Мудрено однако же у всех сих писателей оспоривать достоинства великой народности. Напротив того, что есть народного в «Россиаде» и в «Петриаде» кроме имен, как справедливо заметил кн. Вяземский?[48] Что есть народного в Ксении, рассуждающей шестистопными ямбами о власти родительской с наперсницей посреди стана Димитрия?[49]
Другие видят народность в словах, т. е. радуются тем, что, изъясняясь по-русски, употребляют русские выражения.
Народность в писателе есть достоинство, которое вполне может быть оценено одними соотечественниками — для других оно или не существует, или даже может показаться пороком. Ученый немец негодует на учтивость героев Расина, француз смеется, видя в Кальдероне Кориолана, вызывающего на дуэль своего противника. Всё это носит однако ж печать народности.
Климат, образ правления, вера дают каждому народу особенную физиономию, которая более или менее отражается в зеркале поэзии. Есть образ мыслей и чувствований, есть тьма обычаев, поверий и привычек, принадлежащих исключительно какому-нибудь народу.
Наброски предисловия к «Борису Годунову»
С отвращением решаюсь я выдать в свет свою трагедию и, хотя я вообще всегда был довольно равнодушен к успеху иль неудаче своих сочинений, но признаюсь, неудача «Бориса Годунова» будет мне чувствительна, а я в ней почти уверен. Как Монтань*, могу сказать о своем сочинении: c’est une oeuvre de bonne foi[50].
Писанная мною в строгом уединении, вдали охлаждающего света, трагедия сия доставила мне всё, чем писателю насладиться дозволено: живое вдохновенное занятие, внутреннее убеждение, что мною употреблены были все усилия, наконец одобрения малого числа людей избранных.
Трагедия моя уже известна почти всем тем, коих мнениями я дорожу. В числе моих слушателей одного недоставало, того, кому я обязан мыслию моей трагедии, чей гений одушевил и поддержал меня[51]; чье одобрение представлялось воображению моему сладчайшею наградою и единственно развлекало меня посреди уединенного труда.

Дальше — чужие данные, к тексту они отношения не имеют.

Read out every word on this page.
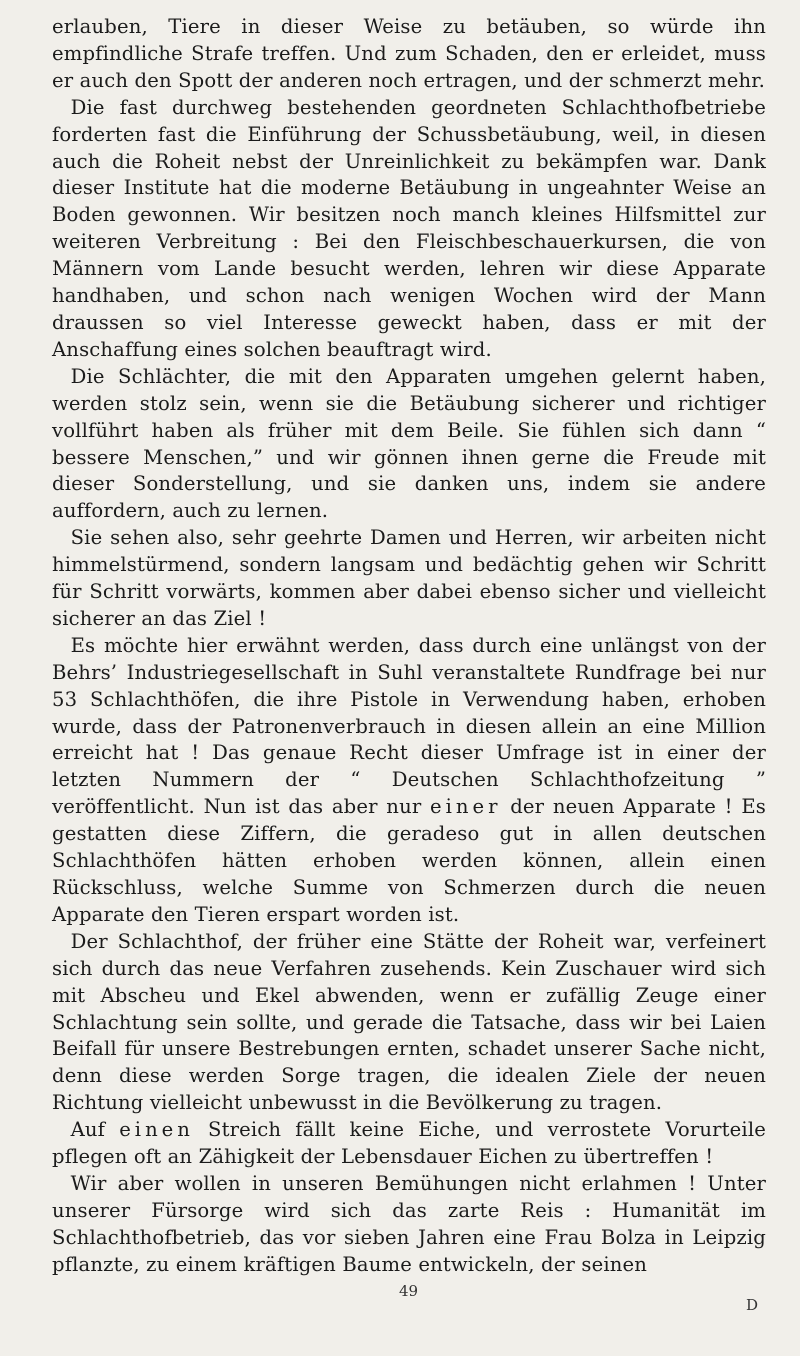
erlauben, Tiere in dieser Weise zu betäuben, so würde ihn empfindliche Strafe treffen. Und zum Schaden, den er erleidet, muss er auch den Spott der anderen noch ertragen, und der schmerzt mehr.

Die fast durchweg bestehenden geordneten Schlachthofbetriebe forderten fast die Einführung der Schussbetäubung, weil, in diesen auch die Roheit nebst der Unreinlichkeit zu bekämpfen war. Dank dieser Institute hat die moderne Betäubung in ungeahnter Weise an Boden gewonnen. Wir besitzen noch manch kleines Hilfsmittel zur weiteren Verbreitung : Bei den Fleischbeschauerkursen, die von Männern vom Lande besucht werden, lehren wir diese Apparate handhaben, und schon nach wenigen Wochen wird der Mann draussen so viel Interesse geweckt haben, dass er mit der Anschaffung eines solchen beauftragt wird.

Die Schlächter, die mit den Apparaten umgehen gelernt haben, werden stolz sein, wenn sie die Betäubung sicherer und richtiger vollführt haben als früher mit dem Beile. Sie fühlen sich dann “ bessere Menschen,” und wir gönnen ihnen gerne die Freude mit dieser Sonderstellung, und sie danken uns, indem sie andere auffordern, auch zu lernen.

Sie sehen also, sehr geehrte Damen und Herren, wir arbeiten nicht himmelstürmend, sondern langsam und bedächtig gehen wir Schritt für Schritt vorwärts, kommen aber dabei ebenso sicher und vielleicht sicherer an das Ziel !

Es möchte hier erwähnt werden, dass durch eine unlängst von der Behrs’ Industriegesellschaft in Suhl veranstaltete Rundfrage bei nur 53 Schlachthöfen, die ihre Pistole in Verwendung haben, erhoben wurde, dass der Patronenverbrauch in diesen allein an eine Million erreicht hat ! Das genaue Recht dieser Umfrage ist in einer der letzten Nummern der “ Deutschen Schlachthofzeitung ” veröffentlicht. Nun ist das aber nur einer der neuen Apparate ! Es gestatten diese Ziffern, die geradeso gut in allen deutschen Schlachthöfen hätten erhoben werden können, allein einen Rückschluss, welche Summe von Schmerzen durch die neuen Apparate den Tieren erspart worden ist.

Der Schlachthof, der früher eine Stätte der Roheit war, verfeinert sich durch das neue Verfahren zusehends. Kein Zuschauer wird sich mit Abscheu und Ekel abwenden, wenn er zufällig Zeuge einer Schlachtung sein sollte, und gerade die Tatsache, dass wir bei Laien Beifall für unsere Bestrebungen ernten, schadet unserer Sache nicht, denn diese werden Sorge tragen, die idealen Ziele der neuen Richtung vielleicht unbewusst in die Bevölkerung zu tragen.

Auf einen Streich fällt keine Eiche, und verrostete Vorurteile pflegen oft an Zähigkeit der Lebensdauer Eichen zu übertreffen !

Wir aber wollen in unseren Bemühungen nicht erlahmen ! Unter unserer Fürsorge wird sich das zarte Reis : Humanität im Schlachthofbetrieb, das vor sieben Jahren eine Frau Bolza in Leipzig pflanzte, zu einem kräftigen Baume entwickeln, der seinen

49
D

Изучение Шекспира, Карамзина и старых наших летописей дало мне мысль облечь в драматические формы одну из самых драматических эпох новейшей истории. Не смущаемый никаким светским влиянием, Шекспиру я подражал в его вольном и широком изображении характеров, в небрежном и простом составлении типов, Карамзину следовал я в светлом развитии происшествий, в летописях старался угадать образ мыслей и язык тогдашнего времени. Источники богатые! Умел ли ими воспользоваться — не знаю, по крайней мере, труды мои были ревностны и добросовестны.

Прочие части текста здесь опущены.